My new Internet connection, however, makes a world of difference. When I first played DDO, I was on dial-up, and I think it's safe to say that Turbine didn't consider dial-up users when they developed the game. I couldn't play with a full group, I couldn't do certain quests, and even after Turbine made some improvements (such as implementing a setting for your connection speed), I lagged so much that DDO was more frustrating than fun.
But now I have DSL, and as I've continued to play DDO, I've enjoyed it more. The game looks good and it runs smoothly, and since I'm no longer restricted against joining certain groups and doing certain quests, the freedom to the game makes it much more appealing. I'm not going to take back anything I said about DDO before -- I wouldn't recommend anybody with a dial-up connection going anywhere near the game -- but for people with a high-speed connection, DDO can be an enjoyable experience.

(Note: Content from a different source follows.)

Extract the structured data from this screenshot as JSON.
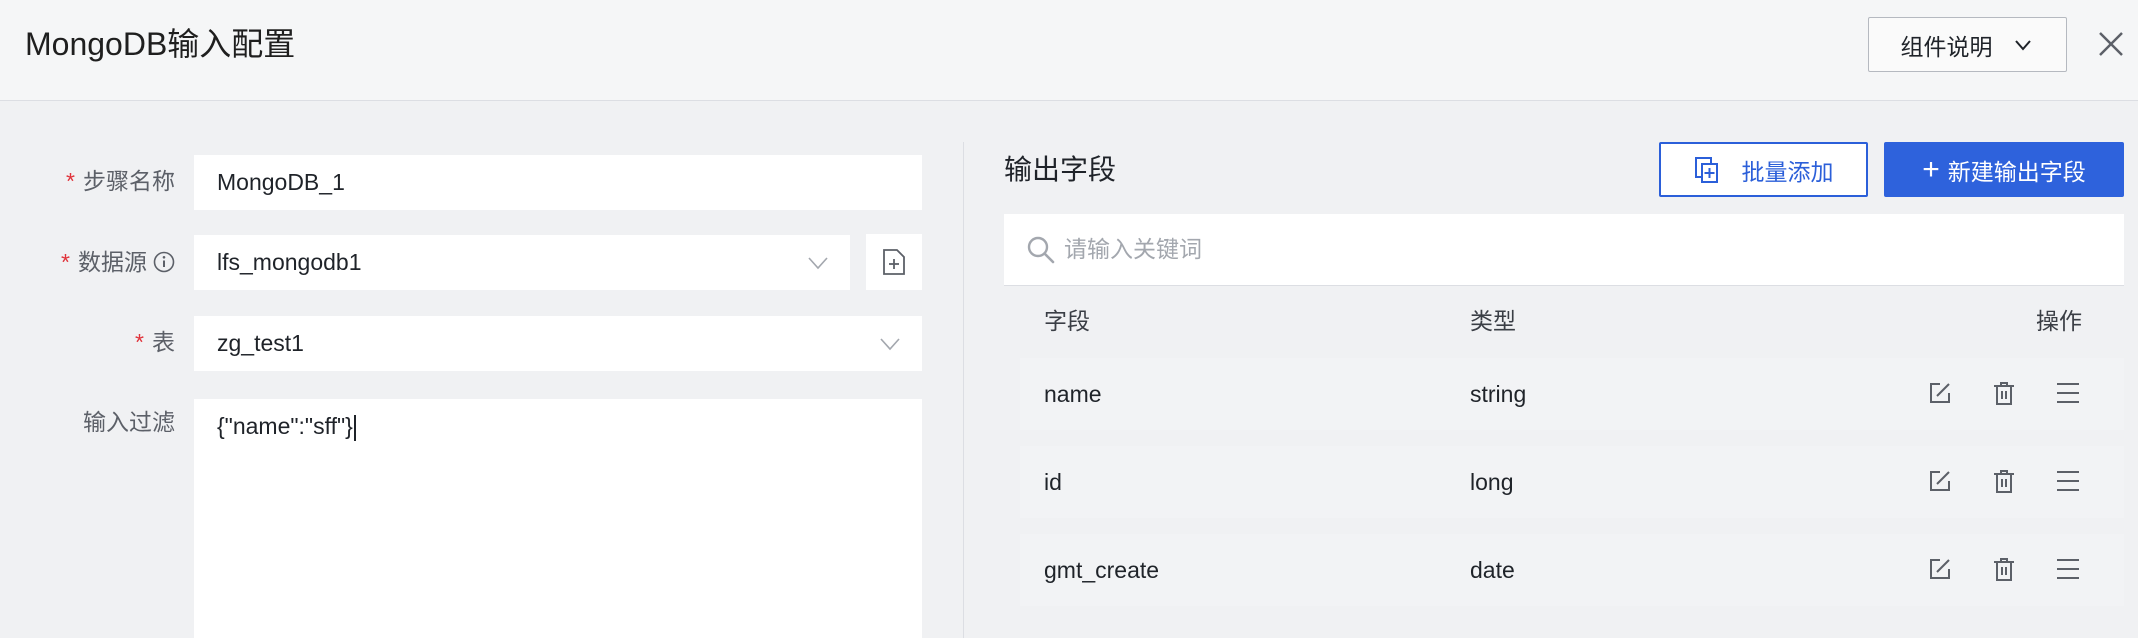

DDO went live in late February, and since then Turbine has released two modules, an update, and a series of minor patches. Combined, they've included about 25 new quests, a new mail system, a new race, several new spells and enhancements, new monsters, and a new favor system.
Let me start with the quests. When DDO shipped, it only had about 110 quests in total, and those quests weren't nearly enough. To make it to level 10, players had to repeat quests numerous times, and then when they created a new character, they had to go through the same sequence of quests, repeating them again numerous times. But now there are something like 135 quests, and the problem isn't as bad. You might take a character to level 10 and not complete a few quests, giving you something to do with your next character. Still, DDO could use some more quests. Heck, it could use a whole new town.
Turbine also created a new mail system for the game. This mail system allows you to send money and items as well as text to other characters, including your own characters. That means, for the most part, the system was designed to allow you to move equipment between your characters, so that you don't have to grab an innocent (but trustworthy) bystander to enact a couple of trades to do the same thing. The postage for the mail system reflects the value of the item being sent, so it's not cheap, but it makes moving equipment around much easier and more convenient.
Another major change is the favor system. There are various Houses in Stormreach, and each House has been assigned some of the quests in the game. When you complete a quest for the first time on a new difficulty setting, you get favor with the quest's associated House. (There are three difficulty settings. Completing a quest eight times on (normal) won't gain you any additional favor, but completing it on (elite) once will net you three times the (normal) favor.) Then if you gain enough favor with a House, you get some sort of bonus. For example, if you get enough favor with the Coin Lords, you get a new bag for your inventory, and if you gain enough favor with House Deneith, you're allowed to buy special equipment from a Deneith shopkeeper.